DON’T BE NICE
(director: Max Powers; cinematographer: Peter Eliot Buntaine; editors: David Lieberman/Nathan Punwar; music: Khari Mateen; cast: Ashley August, Timothy DuWhite, Joel Francois, Sean MEGA Desvignes, Noel Quińońes, Jon Sands, Lauren Whitehead; Runtime: 95; MPAA Rating: NR; producers: Nikhil Melnechuk/Cora Atkinson; Juno Films; 2018)

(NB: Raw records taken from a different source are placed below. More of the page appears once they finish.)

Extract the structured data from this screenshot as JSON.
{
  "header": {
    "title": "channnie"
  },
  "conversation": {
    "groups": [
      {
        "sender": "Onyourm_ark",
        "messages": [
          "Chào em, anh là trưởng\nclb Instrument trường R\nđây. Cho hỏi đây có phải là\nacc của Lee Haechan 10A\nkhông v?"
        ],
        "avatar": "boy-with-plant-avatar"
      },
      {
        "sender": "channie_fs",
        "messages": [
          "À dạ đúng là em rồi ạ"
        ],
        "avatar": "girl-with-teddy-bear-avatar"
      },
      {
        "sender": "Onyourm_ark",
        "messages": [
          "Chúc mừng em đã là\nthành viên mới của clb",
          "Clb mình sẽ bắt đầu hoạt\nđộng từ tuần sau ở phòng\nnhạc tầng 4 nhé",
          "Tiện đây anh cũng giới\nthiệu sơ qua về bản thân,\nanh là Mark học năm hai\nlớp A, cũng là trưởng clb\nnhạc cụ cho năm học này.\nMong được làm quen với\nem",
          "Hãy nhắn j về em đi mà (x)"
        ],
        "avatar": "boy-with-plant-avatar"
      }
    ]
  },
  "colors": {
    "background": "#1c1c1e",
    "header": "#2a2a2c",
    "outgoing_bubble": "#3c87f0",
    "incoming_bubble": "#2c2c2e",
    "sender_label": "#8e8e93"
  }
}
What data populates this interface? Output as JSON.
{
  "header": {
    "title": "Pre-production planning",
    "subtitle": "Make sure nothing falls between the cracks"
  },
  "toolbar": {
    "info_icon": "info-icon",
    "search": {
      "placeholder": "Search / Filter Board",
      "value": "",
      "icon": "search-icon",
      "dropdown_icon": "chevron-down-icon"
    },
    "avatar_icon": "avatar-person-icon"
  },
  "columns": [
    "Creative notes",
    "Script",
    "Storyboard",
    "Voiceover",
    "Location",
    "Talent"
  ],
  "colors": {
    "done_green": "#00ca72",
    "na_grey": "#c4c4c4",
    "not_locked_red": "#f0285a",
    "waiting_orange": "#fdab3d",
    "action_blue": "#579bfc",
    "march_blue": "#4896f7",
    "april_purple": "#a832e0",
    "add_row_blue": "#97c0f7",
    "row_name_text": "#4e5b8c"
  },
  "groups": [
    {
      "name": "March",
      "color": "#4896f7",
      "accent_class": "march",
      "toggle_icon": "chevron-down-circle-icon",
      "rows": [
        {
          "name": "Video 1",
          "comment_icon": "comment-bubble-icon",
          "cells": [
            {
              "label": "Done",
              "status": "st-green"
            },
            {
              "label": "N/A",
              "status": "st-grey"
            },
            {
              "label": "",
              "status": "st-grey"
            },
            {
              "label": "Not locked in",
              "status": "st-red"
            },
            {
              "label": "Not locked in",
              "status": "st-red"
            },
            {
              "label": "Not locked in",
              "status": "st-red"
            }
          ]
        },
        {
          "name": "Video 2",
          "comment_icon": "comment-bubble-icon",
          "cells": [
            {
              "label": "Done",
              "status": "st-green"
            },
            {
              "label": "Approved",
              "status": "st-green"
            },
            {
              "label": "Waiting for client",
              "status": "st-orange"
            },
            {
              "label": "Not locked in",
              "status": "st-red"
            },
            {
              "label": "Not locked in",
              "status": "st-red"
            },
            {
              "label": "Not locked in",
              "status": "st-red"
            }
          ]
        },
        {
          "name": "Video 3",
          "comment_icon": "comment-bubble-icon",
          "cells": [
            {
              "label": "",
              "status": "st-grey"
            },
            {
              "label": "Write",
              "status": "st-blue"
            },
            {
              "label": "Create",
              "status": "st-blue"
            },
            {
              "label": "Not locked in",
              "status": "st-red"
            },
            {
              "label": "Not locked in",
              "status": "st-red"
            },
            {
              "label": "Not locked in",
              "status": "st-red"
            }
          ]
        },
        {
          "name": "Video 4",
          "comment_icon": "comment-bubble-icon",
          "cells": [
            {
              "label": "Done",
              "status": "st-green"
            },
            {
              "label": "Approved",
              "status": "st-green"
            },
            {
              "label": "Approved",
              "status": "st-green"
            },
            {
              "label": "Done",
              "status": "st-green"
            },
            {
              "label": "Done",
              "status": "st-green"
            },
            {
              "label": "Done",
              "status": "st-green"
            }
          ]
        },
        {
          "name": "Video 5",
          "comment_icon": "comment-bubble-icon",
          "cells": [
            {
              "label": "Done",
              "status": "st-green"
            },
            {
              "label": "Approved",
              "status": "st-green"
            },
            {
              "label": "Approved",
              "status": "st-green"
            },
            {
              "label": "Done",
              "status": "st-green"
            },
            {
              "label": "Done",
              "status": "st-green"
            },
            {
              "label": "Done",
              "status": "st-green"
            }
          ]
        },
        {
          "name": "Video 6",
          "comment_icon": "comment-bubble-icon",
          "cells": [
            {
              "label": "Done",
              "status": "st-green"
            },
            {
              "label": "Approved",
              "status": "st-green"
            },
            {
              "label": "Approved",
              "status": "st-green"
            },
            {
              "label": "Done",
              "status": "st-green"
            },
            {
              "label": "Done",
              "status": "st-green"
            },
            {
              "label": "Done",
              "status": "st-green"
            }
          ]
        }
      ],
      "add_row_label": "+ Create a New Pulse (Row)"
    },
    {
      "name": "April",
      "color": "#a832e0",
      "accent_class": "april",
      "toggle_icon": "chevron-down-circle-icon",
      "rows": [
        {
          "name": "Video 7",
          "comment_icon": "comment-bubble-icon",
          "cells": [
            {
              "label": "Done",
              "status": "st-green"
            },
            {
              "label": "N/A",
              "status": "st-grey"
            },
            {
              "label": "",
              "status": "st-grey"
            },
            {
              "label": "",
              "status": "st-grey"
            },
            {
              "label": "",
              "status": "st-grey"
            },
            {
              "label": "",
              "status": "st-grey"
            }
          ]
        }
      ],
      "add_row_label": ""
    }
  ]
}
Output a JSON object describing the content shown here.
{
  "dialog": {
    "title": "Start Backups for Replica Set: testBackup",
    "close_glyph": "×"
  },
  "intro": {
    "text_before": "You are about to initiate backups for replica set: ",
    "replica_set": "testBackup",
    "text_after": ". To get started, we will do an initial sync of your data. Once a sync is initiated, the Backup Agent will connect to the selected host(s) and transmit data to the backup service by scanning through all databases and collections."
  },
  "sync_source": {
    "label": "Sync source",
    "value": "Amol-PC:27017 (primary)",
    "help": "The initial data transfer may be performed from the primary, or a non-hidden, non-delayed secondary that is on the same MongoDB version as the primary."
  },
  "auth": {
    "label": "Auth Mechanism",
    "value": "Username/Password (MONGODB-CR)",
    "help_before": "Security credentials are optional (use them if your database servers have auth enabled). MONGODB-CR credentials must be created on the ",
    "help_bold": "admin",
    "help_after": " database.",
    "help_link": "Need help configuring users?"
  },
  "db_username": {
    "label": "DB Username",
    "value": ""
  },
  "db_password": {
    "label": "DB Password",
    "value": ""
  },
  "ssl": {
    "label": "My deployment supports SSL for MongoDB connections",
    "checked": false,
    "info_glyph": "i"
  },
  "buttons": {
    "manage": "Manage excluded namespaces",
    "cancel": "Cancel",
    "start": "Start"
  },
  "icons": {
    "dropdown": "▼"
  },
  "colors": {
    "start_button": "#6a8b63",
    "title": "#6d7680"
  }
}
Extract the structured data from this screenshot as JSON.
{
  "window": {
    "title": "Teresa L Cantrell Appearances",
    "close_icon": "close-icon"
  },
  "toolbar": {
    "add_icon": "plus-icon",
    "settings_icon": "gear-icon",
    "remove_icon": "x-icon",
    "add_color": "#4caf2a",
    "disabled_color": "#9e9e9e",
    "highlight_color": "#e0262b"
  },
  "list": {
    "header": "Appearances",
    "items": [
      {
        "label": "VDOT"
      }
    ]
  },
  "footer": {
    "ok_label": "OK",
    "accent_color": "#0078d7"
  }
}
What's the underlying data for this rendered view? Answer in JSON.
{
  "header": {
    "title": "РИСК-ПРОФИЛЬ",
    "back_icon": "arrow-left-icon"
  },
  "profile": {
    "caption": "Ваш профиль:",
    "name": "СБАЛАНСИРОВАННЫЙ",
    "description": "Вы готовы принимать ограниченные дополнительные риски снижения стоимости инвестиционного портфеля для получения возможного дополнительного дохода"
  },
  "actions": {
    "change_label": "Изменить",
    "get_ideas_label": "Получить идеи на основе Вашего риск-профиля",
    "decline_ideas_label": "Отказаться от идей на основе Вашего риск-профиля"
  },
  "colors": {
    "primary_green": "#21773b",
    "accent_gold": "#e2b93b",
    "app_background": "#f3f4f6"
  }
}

“Slam poetry makes the spoken word an emotional sport for a young generation of aspiring poets.“
Reviewed by Dennis Schwartz
Max Powers in his debut as a feature film director chronicles the Bowery Slam Poetry Team, made up of five African-American, Afro-Hispanic and queer poets (Ashley August, Timothy DuWhite, Joel Francois, Sean MEGA Desvignes, Noel Quińońes), in their 20s, who are preparing for competition at an East Village location in Manhattan for The National Slam Competition in Atlanta, Georgia (It was filmed during the summer of 2016). Out of 100 contestants, 5 will be selected to represent the team by the Manhattan-based judges.
Slam poetry makes the spoken word an emotional sport for a young generation of aspiring poets, which might be a good thing for certain aspiring artists but I don’t think it’s everybody’s cup of tea. It urges the poets to be authentic about their thoughts, remain vulnerable and bring on new concepts even if it means challenging the old acceptable ways.The coaches are the black woman Lauren Whitehead and the white man Jon Sands.The gentle but persuasive Lauren uses the term “Don’t Be Nice” as a credo for her team of poets, as she says to “be nice” is to stay on the surface of things, to keep the status quo and for blacks to only be what white culture demands of them. She gently tells the poets to dig within to express their true feelings.
The team of poets write their centerpiece poem as a celebration of joy. It tells of tackling police violence and of being proud of their black culture.
The gist of the film fiercely observes the poets at their intense sessions, as the tension builds to the main event in10 weeks.
The young poets are viewed as modern urban thinkers, trying to make sense of themselves and their surroundings and compete with other poets that might have different ideas and visions.They are urged by their coaches to push the boundaries of their capabilities until they reach their emotional core, a concept that brings out some resistance from a few.
Their group poem Google Black goes like this:
No more editing blackness out of our own art.
No more spoon feeding the oppressor.
No more poems, going gently, into the bleach.